Have we said Hackaday’s evil corporate overlords are really cool recently? They are. They really, really are. They’re so cool, in fact, that they want some more original content for Hackaday. One conversation leads to another, and they’ve greenlighted yet another new project: the development of a homebrew computer, based on the Motorola 68000 processor.

So what, you may ask. There are plenty of homebrew projects around: [Quinn Dunki] is building an awesome 6502 computer named Veronica, Z80-based computers are a dime a dozen (example 1, 2, and 3). A project using a true 16-bit CPU is rare, though. We featured a few homebrew 68000 computers a while back but short of those, an awesome 65816 build, and [Jeri Ellsworth]’s awesome C-ONE computer, we haven’t seen very many homebrew projects break the 8-bit barrier.

This project aims to fix that. Every few weeks, I’ll be posting the recent developments in the construction of a 68k computer. I’m sure you all want a high-level overview of what this project entails, so here we go:

Designed around a backplane

While not the best for very high-speed circuits, I’ll be building this computer around a backplane for several reasons. First, it allows me to build the computer in a piecemeal fashion. First the power, reset, clock, and CPU modules, then a serial interface, a huge amount of RAM, and finally some sort of video output and a hard drive of some sort. Secondly, it just looks cool.

Wire-wrapped prototypes.

Eagle and KiCAD are all the rage with the kiddies these days, but PCBs have a turnaround time that’s just too long for me. Yes, I could etch my own boards just like [Quinn Dunki] does for Veronica, but wire wrapping, done correctly, is a method that just doesn’t fail. Solderless breadboards are out of the question, because eventually I’ll be lugging this around to Makerfaires and the like.

A ludicrous amount of RAM and Gigabytes of storage

8-bit CPUs generally have a 16-bit address space, limiting them to 64 kilobytes of RAM without bank switching. The 68000 has a 24-bit address space, meaning it can access 16 Megabytes of RAM. Of course I’ll need some of that space for ROM and I/O devices, but this computer will have 4 Megabytes of RAM. While I’m at it, I might as well work out an IDE interface so CompactFlash cards can be plugged in and accessed. Yes, a solid state boot drive. It’s like living in the present.

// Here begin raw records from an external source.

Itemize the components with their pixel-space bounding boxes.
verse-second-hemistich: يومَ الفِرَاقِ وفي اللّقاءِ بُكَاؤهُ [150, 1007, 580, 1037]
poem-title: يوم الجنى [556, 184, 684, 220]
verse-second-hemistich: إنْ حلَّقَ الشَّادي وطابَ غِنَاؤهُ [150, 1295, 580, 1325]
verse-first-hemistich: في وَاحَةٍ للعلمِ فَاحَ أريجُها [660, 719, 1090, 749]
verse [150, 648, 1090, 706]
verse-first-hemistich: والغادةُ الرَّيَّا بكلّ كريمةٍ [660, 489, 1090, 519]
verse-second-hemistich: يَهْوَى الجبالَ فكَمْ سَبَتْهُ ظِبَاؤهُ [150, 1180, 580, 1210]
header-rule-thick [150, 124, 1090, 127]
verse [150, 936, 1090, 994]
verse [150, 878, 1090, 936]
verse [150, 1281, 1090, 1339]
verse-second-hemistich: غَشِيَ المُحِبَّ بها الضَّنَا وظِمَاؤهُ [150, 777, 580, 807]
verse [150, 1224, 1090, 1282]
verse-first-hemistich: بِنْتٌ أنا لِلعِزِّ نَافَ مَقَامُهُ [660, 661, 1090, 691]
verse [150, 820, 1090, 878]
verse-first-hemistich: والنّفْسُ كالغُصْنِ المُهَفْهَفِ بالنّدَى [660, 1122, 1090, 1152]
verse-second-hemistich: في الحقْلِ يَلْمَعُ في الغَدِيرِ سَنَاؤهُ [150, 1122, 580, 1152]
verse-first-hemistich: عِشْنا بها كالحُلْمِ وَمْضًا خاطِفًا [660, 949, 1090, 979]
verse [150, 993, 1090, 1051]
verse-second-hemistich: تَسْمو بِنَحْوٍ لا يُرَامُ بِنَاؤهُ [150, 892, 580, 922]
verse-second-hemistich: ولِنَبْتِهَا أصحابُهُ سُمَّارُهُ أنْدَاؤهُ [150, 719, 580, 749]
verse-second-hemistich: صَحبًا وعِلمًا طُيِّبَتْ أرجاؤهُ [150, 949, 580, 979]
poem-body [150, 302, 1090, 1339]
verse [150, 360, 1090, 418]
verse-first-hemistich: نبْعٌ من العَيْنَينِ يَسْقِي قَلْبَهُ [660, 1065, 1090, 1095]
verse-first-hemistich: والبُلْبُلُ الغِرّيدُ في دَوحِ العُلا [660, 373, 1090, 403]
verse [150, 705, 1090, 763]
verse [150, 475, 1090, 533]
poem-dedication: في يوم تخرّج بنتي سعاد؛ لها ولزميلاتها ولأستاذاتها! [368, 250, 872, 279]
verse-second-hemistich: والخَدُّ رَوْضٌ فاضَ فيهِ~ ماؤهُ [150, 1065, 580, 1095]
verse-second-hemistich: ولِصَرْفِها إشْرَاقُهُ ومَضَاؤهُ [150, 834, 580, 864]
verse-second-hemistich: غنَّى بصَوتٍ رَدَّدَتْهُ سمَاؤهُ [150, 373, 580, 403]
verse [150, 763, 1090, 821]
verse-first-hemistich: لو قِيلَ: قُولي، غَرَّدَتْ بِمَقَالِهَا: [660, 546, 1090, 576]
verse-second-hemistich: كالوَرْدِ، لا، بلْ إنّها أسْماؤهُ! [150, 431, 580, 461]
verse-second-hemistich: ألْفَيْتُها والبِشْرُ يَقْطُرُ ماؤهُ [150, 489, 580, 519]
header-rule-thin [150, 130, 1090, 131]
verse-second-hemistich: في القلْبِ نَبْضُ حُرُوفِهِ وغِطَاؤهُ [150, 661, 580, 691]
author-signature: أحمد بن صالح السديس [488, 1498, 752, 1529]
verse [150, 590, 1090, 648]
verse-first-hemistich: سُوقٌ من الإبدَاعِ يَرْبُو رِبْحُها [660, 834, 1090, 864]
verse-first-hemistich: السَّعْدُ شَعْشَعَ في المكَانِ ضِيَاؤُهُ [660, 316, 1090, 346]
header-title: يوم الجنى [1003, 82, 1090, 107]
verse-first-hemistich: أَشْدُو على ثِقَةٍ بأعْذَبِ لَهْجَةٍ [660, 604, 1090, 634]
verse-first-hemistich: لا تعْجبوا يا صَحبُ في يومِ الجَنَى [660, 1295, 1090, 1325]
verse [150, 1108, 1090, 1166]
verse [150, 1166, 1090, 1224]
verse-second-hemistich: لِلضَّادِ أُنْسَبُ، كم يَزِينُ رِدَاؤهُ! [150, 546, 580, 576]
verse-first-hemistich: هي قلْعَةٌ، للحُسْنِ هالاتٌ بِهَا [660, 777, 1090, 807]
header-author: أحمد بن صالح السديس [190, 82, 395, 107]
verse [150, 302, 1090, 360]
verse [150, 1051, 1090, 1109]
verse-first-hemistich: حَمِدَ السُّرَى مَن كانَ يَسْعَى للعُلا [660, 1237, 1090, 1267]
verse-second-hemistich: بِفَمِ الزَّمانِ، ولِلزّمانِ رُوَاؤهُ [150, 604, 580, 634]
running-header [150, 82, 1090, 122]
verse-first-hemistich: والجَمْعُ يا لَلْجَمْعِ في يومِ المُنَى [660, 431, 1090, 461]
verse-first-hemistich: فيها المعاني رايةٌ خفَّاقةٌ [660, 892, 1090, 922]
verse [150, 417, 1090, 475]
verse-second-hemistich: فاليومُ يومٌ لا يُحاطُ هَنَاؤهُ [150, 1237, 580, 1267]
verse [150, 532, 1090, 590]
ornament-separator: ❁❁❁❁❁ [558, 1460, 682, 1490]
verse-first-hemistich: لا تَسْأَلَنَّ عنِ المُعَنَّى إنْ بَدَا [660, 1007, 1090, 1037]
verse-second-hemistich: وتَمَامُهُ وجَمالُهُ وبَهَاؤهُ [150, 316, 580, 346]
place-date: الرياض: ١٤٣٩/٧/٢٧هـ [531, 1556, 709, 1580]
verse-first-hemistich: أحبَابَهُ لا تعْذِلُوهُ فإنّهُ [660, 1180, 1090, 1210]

A UNIX-ish OS and a C compiler.

This is what the 68000 was designed to do. Even though the 68000 found its way into the original Macintosh, Amigas, the Sega Genesis, and a million arcade boards, some of the most advanced applications for the 68k were in Unix workstations. I won’t be able to run a complete version of UNIX as the 68k doesn’t have a memory management unit (I’d have to move up to a 68020 for that), but I can get close.

Peripherals

Ethernet? Oh yeah. The 68000 easily has all the power to run a TCP stack and get on the Internet.

Yes, it’s somewhat of an ambitious project. Hackaday needs a way to show off the new Projects thing, though, and I was going to build this anyway.